There's a couple nice things about seeing a particular publisher's catalogue. You can anticipate what's coming up and occasionally choose books that might not appear to be anything to do with our remit.

We do occasionally steer a recommendation towards particular non-fiction books if they are to help writers with some area of research or provide other such insights. This book tends to fall under these two categories as it shows how the white immigrants to America cheated, connived and murdered to take the land from the Native Americans.

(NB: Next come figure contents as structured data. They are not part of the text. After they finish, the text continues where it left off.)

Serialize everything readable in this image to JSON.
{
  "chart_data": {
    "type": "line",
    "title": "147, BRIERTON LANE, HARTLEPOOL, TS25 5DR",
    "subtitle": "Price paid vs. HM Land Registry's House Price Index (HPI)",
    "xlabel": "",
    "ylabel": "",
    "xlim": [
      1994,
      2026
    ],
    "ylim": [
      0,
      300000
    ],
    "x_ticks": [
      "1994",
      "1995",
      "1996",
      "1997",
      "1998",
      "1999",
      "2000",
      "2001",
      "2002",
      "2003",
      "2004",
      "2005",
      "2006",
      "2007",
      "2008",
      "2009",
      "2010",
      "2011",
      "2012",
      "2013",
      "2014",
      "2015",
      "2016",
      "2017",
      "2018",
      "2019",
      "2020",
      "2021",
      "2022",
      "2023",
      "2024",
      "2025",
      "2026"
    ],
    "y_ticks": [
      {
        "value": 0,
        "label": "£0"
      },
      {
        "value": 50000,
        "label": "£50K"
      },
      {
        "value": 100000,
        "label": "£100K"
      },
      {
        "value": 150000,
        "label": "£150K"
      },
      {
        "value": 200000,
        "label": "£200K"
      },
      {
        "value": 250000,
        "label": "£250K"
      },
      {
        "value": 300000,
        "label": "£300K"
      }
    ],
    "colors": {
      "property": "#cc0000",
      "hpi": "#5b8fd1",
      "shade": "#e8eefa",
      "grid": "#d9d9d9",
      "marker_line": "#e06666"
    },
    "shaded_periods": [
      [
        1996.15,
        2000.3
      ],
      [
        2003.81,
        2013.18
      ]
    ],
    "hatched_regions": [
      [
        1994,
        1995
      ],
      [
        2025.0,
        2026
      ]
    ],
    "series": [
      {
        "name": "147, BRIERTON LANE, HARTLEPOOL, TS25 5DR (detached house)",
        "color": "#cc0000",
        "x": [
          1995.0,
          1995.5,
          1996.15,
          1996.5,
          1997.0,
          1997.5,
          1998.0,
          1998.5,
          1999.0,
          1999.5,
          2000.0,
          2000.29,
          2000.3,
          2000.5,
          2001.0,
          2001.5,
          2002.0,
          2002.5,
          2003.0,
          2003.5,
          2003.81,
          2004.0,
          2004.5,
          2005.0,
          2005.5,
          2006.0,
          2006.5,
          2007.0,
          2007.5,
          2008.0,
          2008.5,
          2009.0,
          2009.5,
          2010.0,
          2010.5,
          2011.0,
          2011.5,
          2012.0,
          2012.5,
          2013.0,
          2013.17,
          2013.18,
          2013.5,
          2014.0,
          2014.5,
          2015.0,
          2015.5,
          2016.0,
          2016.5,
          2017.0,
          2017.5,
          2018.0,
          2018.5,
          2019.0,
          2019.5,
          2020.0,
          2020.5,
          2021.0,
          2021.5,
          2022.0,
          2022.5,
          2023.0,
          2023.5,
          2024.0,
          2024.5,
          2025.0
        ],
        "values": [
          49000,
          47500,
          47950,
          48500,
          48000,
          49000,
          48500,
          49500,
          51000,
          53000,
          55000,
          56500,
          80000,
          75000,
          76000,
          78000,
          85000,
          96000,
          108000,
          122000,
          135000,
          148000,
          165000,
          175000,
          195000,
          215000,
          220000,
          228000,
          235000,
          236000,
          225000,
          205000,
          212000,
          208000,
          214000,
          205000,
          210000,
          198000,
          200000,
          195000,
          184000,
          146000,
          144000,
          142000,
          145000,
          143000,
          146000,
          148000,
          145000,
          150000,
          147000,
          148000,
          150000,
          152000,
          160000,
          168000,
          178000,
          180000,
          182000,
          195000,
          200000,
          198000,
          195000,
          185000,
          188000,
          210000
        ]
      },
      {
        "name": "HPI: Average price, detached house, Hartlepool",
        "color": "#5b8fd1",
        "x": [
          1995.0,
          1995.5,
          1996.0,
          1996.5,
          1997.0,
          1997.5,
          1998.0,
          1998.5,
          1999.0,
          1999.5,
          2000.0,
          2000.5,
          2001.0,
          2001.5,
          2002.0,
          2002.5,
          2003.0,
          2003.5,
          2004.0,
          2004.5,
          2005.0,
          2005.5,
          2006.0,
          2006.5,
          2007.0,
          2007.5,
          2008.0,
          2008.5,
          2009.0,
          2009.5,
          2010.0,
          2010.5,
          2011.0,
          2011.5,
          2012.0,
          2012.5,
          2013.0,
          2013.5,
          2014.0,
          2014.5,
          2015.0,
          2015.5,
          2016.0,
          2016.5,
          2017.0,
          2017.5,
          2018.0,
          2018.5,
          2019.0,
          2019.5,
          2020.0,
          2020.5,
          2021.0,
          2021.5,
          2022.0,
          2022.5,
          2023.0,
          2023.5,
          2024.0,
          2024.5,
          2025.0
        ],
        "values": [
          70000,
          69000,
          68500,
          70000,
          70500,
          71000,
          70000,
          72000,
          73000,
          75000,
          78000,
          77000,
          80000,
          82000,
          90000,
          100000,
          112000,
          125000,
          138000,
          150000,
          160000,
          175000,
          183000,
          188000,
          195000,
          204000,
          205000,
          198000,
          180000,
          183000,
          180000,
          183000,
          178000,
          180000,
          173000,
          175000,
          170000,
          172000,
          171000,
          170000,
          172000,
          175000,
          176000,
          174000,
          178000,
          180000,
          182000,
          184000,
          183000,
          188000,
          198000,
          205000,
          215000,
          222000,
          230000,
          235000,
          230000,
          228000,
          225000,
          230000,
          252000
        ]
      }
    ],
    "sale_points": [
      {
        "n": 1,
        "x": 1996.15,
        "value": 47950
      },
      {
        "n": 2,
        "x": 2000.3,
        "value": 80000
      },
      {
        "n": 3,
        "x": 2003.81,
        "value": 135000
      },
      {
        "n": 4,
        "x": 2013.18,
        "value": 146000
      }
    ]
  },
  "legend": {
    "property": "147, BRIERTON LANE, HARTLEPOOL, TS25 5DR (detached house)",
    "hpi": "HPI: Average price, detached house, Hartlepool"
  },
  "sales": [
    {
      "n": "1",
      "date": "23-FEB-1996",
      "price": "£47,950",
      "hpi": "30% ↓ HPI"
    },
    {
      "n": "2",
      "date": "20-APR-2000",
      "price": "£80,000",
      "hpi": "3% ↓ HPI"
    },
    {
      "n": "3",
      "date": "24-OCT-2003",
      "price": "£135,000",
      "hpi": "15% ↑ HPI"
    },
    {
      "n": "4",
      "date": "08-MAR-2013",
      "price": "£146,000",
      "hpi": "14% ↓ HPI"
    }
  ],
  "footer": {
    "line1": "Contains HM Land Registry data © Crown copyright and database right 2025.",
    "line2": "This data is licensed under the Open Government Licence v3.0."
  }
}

Resistance really was futile in a way that would have made the Borg blush with the ways it was done.

The Mammoth Book Of Native Americans edited by Jon E. LewisIt is a demonstration of how poor a treatment man can give to man ranging from biological warfare, generously handing out blankets contaminated with smallpox, to outright near-genocide with tribe removals to reservations, despite contractual promises.

It is hardly a chapter of American history that the US people should feel proud about and certainly nothing to do with liberty or rights of the individual. The history of the decline of the Native Americans is a lesson to be learnt from as not only a demonstration of extreme prejudice from some individuals but it has invariably been used as a metaphor in SF on occasion.

If you are choosing to take this route, then seeing a real life example in a book such as this should be in your collection. You might not look at your fellow man with quite the same eye again afterwards let alone in the things you write but it will invariably add significant dimension to your work if you write. As to you non-writers, should you want to read this book? Very probably.

This warts and all treatment is a sharp contrast to the media depiction of the old American West that still needs to be laid to rest. I came away from this book feeling very angry. Nothing can change the past but it should also inform sufficiently so nothing like this ever happens again no matter the world you live on.